Hadrian groaned. “I hate this part!”

“Sorry, buddy, nothing I can do about it. The niches are all over that way.” Royce gestured across to where the vertical grooves cut into the rock on the far side of a deep crevasse.

Royce tied the rope to his harness and linked himself to Hadrian.

“Now, just watch me,” Royce told him, and taking hold of the rope, he sprinted across the stone face. Reaching the edge of the crevasse, he leapt, swinging out like a clock’s pendulum. He cleared the gap by what looked like only a few inches. On the far side, he clung to the stone, dangling like a bug on a
twig. He slowly pulled himself up and drove another pin. Then, after tying off the rope, he waved to Hadrian.

If Hadrian missed the jump, he would slip into the crevasse, where he would end up dangling helplessly, assuming the rope held him. The force of the fall could easily pop out the holding pin or even snap the rope. He took a deep breath of cold air, steadied himself, and began to run. On the far side, Royce leaned out for him. He reached the edge and jumped. The wind whistled past his face, blurring his vision as tears streaked across his cheeks. He struck the far side just short of the landing, bashing his head hard enough to see stars. He tasted blood and wondered if he had lost his front teeth even as his fingertips lost their tenuous hold and he began to fall. Royce tried to grab him, but was too late. Hadrian fell.

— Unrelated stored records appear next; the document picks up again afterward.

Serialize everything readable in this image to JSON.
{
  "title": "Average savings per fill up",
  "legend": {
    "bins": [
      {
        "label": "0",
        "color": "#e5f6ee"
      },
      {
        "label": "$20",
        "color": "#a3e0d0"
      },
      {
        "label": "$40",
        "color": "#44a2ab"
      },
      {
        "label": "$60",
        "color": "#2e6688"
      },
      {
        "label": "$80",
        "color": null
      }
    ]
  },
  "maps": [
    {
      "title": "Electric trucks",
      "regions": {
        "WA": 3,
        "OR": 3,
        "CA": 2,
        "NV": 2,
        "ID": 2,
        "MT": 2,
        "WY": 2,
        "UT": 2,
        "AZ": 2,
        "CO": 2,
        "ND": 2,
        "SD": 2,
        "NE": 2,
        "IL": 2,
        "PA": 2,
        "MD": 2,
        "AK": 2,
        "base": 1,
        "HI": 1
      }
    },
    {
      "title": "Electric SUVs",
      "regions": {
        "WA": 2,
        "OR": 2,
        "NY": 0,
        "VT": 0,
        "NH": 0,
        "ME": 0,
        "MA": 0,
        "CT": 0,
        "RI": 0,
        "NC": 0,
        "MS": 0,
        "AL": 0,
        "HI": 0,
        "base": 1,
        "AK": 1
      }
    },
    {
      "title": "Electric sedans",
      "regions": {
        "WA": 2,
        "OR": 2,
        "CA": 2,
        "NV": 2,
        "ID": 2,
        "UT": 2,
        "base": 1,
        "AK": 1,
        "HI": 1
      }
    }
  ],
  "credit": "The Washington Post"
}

He dropped about three inches.

Hadrian dangled from the rope Royce had anchored the moment his partner landed. Hadrian groaned in pain while wiping blood from his face.

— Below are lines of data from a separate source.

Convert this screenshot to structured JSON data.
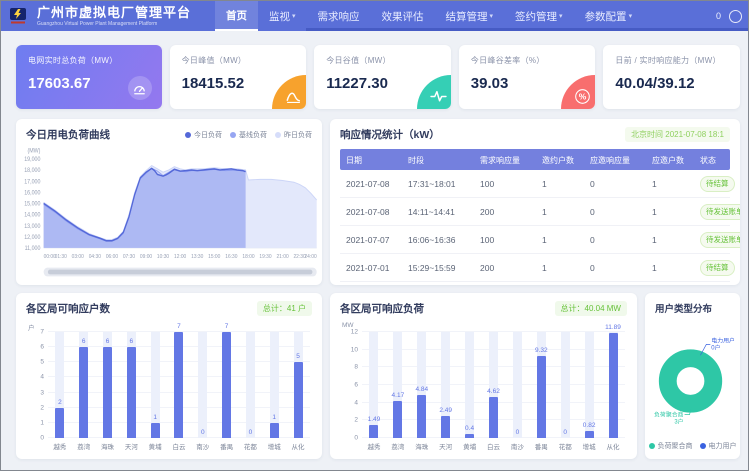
{
  "app": {
    "title": "广州市虚拟电厂管理平台",
    "subtitle": "Guangzhou Virtual Power Plant Management Platform",
    "nav_right_badge": "0"
  },
  "nav": {
    "items": [
      {
        "label": "首页",
        "active": true,
        "caret": false
      },
      {
        "label": "监视",
        "active": false,
        "caret": true
      },
      {
        "label": "需求响应",
        "active": false,
        "caret": false
      },
      {
        "label": "效果评估",
        "active": false,
        "caret": false
      },
      {
        "label": "结算管理",
        "active": false,
        "caret": true
      },
      {
        "label": "签约管理",
        "active": false,
        "caret": true
      },
      {
        "label": "参数配置",
        "active": false,
        "caret": true
      }
    ]
  },
  "kpis": [
    {
      "label": "电网实时总负荷（MW）",
      "value": "17603.67",
      "icon": "gauge-icon",
      "variant": "primary",
      "accent_from": "#6e7df0",
      "accent_to": "#9478ef"
    },
    {
      "label": "今日峰值（MW）",
      "value": "18415.52",
      "icon": "peak-curve-icon",
      "variant": "white",
      "accent": "#f7a22d"
    },
    {
      "label": "今日谷值（MW）",
      "value": "11227.30",
      "icon": "pulse-icon",
      "variant": "white",
      "accent": "#35cfb5"
    },
    {
      "label": "今日峰谷差率（%）",
      "value": "39.03",
      "icon": "percent-icon",
      "variant": "white",
      "accent": "#f86e6e"
    },
    {
      "label": "日前 / 实时响应能力（MW）",
      "value": "40.04/39.12",
      "icon": null,
      "variant": "white",
      "accent": null
    }
  ],
  "response_table": {
    "title": "响应情况统计（kW）",
    "time_badge": "北京时间 2021-07-08 18:1",
    "columns": [
      "日期",
      "时段",
      "需求响应量",
      "邀约户数",
      "应邀响应量",
      "应邀户数",
      "状态",
      "操作"
    ],
    "rows": [
      {
        "cells": [
          "2021-07-08",
          "17:31~18:01",
          "100",
          "1",
          "0",
          "1"
        ],
        "status": "待结算",
        "action": "查看"
      },
      {
        "cells": [
          "2021-07-08",
          "14:11~14:41",
          "200",
          "1",
          "0",
          "1"
        ],
        "status": "待发送账单",
        "action": "查看"
      },
      {
        "cells": [
          "2021-07-07",
          "16:06~16:36",
          "100",
          "1",
          "0",
          "1"
        ],
        "status": "待发送账单",
        "action": "查看"
      },
      {
        "cells": [
          "2021-07-01",
          "15:29~15:59",
          "200",
          "1",
          "0",
          "1"
        ],
        "status": "待结算",
        "action": "查看"
      }
    ]
  },
  "chart_data": [
    {
      "id": "load_curve",
      "type": "area",
      "title": "今日用电负荷曲线",
      "ylabel": "(MW)",
      "ylim": [
        11000,
        19000
      ],
      "ytick_step": 1000,
      "x_ticks": [
        "00:00",
        "01:30",
        "03:00",
        "04:30",
        "06:00",
        "07:30",
        "09:00",
        "10:30",
        "12:00",
        "13:30",
        "15:00",
        "16:30",
        "18:00",
        "19:30",
        "21:00",
        "22:30",
        "24:00"
      ],
      "legend": [
        {
          "name": "今日负荷",
          "color": "#5468d8"
        },
        {
          "name": "基线负荷",
          "color": "#97a6f2"
        },
        {
          "name": "昨日负荷",
          "color": "#d6ddfa"
        }
      ],
      "series": [
        {
          "name": "昨日负荷",
          "stroke": "#ccd5f7",
          "fill": "#e3e8fb",
          "x": [
            0,
            1,
            2,
            3,
            4,
            5,
            5.5,
            6,
            6.5,
            7,
            7.5,
            8,
            8.5,
            9,
            9.5,
            10,
            10.5,
            11,
            11.5,
            12,
            12.5,
            13,
            14,
            15,
            16,
            17,
            17.75,
            18,
            19,
            20,
            21,
            22,
            22.5,
            23,
            23.5,
            24
          ],
          "y": [
            15100,
            14400,
            13600,
            12900,
            12300,
            11900,
            11750,
            11750,
            11950,
            12500,
            14000,
            16000,
            17400,
            17950,
            18400,
            18100,
            17800,
            18000,
            18300,
            18100,
            18000,
            18100,
            18100,
            18200,
            18100,
            18100,
            18000,
            17100,
            17150,
            17150,
            17050,
            16900,
            16700,
            16400,
            15900,
            15300
          ]
        },
        {
          "name": "基线负荷",
          "stroke": "#97a6f2",
          "fill": "rgba(151,166,242,0.35)",
          "x": [
            0,
            1,
            2,
            3,
            4,
            5,
            5.5,
            6,
            6.5,
            7,
            7.5,
            8,
            8.5,
            9,
            9.5,
            10,
            10.5,
            11,
            11.5,
            12,
            12.5,
            13,
            14,
            15,
            16,
            17,
            17.75
          ],
          "y": [
            14900,
            14200,
            13400,
            12700,
            12150,
            11800,
            11600,
            11600,
            11800,
            12300,
            13700,
            15700,
            17200,
            17700,
            18150,
            17900,
            17500,
            17800,
            18100,
            17900,
            17850,
            17950,
            17950,
            18050,
            17950,
            18000,
            17900
          ]
        },
        {
          "name": "今日负荷",
          "stroke": "#5468d8",
          "fill": "rgba(110,130,235,0.30)",
          "x": [
            0,
            1,
            2,
            3,
            4,
            5,
            5.5,
            6,
            6.5,
            7,
            7.5,
            8,
            8.5,
            9,
            9.5,
            9.75,
            10,
            10.5,
            10.75,
            11,
            11.5,
            12,
            12.5,
            13,
            13.5,
            14,
            14.5,
            15,
            15.5,
            16,
            16.5,
            17,
            17.5,
            17.75
          ],
          "y": [
            15000,
            14300,
            13500,
            12800,
            12200,
            11850,
            11650,
            11650,
            11850,
            12400,
            13800,
            15800,
            17300,
            17800,
            18150,
            17950,
            17600,
            17450,
            17550,
            17700,
            18050,
            17900,
            17950,
            18000,
            17950,
            18000,
            18050,
            18100,
            18000,
            18050,
            18100,
            18000,
            17950,
            17850
          ]
        }
      ],
      "has_slider": true
    },
    {
      "id": "district_users",
      "type": "bar",
      "title": "各区局可响应户数",
      "total_badge": "总计：41 户",
      "unit": "户",
      "ylim": [
        0,
        7
      ],
      "ytick_step": 1,
      "categories": [
        "越秀",
        "荔湾",
        "海珠",
        "天河",
        "黄埔",
        "白云",
        "南沙",
        "番禺",
        "花都",
        "增城",
        "从化"
      ],
      "values": [
        2,
        6,
        6,
        6,
        1,
        7,
        0,
        7,
        0,
        1,
        5
      ]
    },
    {
      "id": "district_load",
      "type": "bar",
      "title": "各区局可响应负荷",
      "total_badge": "总计：40.04 MW",
      "unit": "MW",
      "ylim": [
        0,
        12
      ],
      "ytick_step": 2,
      "categories": [
        "越秀",
        "荔湾",
        "海珠",
        "天河",
        "黄埔",
        "白云",
        "南沙",
        "番禺",
        "花都",
        "增城",
        "从化"
      ],
      "values": [
        1.49,
        4.17,
        4.84,
        2.49,
        0.4,
        4.62,
        0,
        9.32,
        0,
        0.82,
        11.89
      ]
    },
    {
      "id": "user_type",
      "type": "pie",
      "title": "用户类型分布",
      "slices": [
        {
          "label": "负荷聚合商",
          "value": 3,
          "count_label": "3户",
          "color": "#2ec7a6"
        },
        {
          "label": "电力用户",
          "value": 0,
          "count_label": "0户",
          "color": "#3a62e0"
        }
      ]
    }
  ],
  "colors": {
    "navbar": "#5a6fd8",
    "bar": "#6377e5",
    "green": "#67c23a",
    "table_header": "#7480de"
  }
}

“See?” Royce shouted in his ear. “That went
much
better than last time!”

They continued scaling upward, working within the relative shelter of the vertical three-sided chimneys. They were too high now for Hadrian to see anything except the tiny lights of the port city. Everything else below was darkness. They rested for a time in the semi-sheltered niche and then climbed upward again.

Higher and higher, Royce led the way. Hadrian’s hands were sore from gripping the rope and burned from the few times he had slipped. His legs, exhausted and weak, quivered dangerously. The wind was brutal. Gusting in an eddy caused by the chimney they followed, it pushed outward like an invisible hand trying to knock them off. The sun came up and
Hadrian was nearing the end of his endurance when they finally reached the bridge. They were slightly more than two-thirds of the way, but thankfully they did not need to reach the top.